Media Monitoring Africa (MMA) has lodged a formal complaint with Icasa over the SABC’s ban on violent protest footage across its news and current affairs bulletins.
The South African media watchdog lodged the complaint together with the SOS Support Public Broadcasting Coalition (SOSA) and the Freedom of Expression Institute (FXI) late yesterday afternoon.
“We believe the decision to be unlawful and in clear violation of the Broadcasting Act, the SABC’s licence conditions and the SABC’s revised editorial policies,” William Bird, Director of MMA said in a statement.
“The SABC seems dead set against the possibility of changing their mind, which is why we have opted to go the route of a legal challenge to the Complaints Compliance Committee,” he said.
Bird added that, given the gravity of the issue, MMA would’ve hoped for a clearly argued principle backed up by strong supporting evidence for the drastic decision, instead all the SABC has given is have hubris and confusion.
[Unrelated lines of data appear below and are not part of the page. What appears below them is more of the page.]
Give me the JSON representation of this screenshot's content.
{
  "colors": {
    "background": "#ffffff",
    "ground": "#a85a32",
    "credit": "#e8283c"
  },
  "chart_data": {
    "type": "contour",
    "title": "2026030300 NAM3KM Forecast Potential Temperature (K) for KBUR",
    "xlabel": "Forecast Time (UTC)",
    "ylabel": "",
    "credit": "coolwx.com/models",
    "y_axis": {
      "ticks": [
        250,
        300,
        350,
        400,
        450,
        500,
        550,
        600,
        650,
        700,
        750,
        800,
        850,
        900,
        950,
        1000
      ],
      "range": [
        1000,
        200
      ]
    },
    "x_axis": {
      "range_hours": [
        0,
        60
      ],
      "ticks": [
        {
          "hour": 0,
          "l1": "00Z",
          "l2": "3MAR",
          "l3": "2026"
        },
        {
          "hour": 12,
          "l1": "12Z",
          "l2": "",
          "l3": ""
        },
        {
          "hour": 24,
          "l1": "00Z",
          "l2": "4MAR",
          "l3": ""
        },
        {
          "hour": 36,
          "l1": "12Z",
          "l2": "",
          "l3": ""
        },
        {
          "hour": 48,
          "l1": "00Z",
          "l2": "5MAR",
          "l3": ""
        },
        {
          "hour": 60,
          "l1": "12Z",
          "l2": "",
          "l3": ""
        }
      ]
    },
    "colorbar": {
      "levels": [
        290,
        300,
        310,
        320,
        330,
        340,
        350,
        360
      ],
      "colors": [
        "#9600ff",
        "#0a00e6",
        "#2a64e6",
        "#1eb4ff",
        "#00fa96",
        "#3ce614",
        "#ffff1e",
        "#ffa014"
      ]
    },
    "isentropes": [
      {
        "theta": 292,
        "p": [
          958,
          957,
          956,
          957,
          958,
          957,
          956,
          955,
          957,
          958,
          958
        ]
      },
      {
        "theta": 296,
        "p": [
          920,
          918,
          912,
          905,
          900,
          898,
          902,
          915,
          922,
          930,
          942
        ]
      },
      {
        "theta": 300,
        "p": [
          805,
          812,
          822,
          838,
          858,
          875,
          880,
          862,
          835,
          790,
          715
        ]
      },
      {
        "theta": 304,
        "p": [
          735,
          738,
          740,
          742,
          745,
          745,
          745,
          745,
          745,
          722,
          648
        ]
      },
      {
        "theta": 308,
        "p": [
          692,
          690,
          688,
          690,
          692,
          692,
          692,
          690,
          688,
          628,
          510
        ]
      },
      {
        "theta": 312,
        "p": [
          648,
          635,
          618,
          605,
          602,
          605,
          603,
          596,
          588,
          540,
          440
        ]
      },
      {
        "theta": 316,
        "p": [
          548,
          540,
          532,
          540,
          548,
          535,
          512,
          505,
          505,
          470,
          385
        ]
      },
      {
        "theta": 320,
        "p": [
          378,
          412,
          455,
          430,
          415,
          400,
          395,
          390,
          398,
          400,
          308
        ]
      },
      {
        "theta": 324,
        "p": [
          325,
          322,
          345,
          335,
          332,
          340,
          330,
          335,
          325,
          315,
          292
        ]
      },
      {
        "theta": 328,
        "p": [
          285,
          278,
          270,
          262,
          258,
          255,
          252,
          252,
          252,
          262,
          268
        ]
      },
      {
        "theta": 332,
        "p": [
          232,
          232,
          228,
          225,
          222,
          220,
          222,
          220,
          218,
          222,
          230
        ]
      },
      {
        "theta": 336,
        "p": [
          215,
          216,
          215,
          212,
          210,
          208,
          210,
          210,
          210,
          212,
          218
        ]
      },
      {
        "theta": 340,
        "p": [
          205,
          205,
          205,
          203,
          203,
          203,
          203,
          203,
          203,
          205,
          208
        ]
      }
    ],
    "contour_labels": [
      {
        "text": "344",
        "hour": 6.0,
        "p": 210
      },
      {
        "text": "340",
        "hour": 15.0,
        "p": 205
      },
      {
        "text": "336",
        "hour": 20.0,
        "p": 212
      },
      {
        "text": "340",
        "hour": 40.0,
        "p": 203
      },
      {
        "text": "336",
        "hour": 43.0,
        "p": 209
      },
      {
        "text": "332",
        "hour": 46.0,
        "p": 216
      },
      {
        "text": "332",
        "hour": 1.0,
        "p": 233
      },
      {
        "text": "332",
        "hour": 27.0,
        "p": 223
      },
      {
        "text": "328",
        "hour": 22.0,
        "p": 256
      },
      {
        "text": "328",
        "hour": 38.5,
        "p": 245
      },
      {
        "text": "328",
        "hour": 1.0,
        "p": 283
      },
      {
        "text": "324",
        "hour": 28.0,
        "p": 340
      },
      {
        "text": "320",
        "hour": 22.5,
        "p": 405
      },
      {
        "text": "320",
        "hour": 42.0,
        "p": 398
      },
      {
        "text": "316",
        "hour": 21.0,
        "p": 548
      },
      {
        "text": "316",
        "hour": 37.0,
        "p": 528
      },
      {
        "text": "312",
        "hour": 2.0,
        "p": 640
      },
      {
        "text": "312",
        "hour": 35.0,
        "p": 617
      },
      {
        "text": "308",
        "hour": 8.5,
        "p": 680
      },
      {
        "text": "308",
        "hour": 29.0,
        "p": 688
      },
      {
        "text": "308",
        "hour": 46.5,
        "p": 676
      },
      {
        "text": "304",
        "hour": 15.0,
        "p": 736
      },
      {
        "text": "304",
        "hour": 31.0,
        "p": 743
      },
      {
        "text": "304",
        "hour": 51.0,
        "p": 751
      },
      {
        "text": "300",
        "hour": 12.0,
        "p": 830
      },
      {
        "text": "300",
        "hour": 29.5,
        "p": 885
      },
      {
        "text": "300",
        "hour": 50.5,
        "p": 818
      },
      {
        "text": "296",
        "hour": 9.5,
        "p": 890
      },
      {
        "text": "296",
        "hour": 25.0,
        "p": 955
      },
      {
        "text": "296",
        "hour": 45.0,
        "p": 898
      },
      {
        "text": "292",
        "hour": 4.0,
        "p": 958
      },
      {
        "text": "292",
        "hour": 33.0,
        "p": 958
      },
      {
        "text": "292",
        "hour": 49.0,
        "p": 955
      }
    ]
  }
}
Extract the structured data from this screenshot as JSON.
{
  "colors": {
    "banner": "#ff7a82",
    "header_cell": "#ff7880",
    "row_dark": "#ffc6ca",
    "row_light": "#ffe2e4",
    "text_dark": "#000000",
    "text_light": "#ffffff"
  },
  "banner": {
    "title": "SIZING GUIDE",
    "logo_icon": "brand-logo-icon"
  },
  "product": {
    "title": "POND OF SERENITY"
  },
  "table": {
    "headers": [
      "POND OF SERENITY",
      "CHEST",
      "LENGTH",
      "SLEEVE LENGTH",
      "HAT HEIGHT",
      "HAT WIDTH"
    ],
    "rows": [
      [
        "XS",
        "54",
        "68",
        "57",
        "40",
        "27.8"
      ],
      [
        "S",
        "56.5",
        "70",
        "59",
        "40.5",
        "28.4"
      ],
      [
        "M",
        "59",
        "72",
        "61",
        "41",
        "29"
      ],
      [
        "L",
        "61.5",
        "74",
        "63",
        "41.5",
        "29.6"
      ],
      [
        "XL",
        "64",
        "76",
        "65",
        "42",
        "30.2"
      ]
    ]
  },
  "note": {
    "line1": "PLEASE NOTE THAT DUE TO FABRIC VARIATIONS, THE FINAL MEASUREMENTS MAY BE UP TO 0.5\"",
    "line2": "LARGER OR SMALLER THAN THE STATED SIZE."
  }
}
“As the FXI, we too are concerned about the impact the decision will have for ordinary South Africans and their right to freedom of expression and access to information,” added Sheniece Linderboom Head of the FXI Law Clinic. “Not only does the banning take us back to an SABC of the 80’s, it is also afundamentally flawed reasoning.”
The DA had initially said it’s considering taking the public broadcaster to court, but has instead said it is supporting civil society in the broadcast sector “who have fully seized the matter”.
The MMA asked that the matter be heard by Icasa on urgently, seeing as the ban was exacted with immediate effect.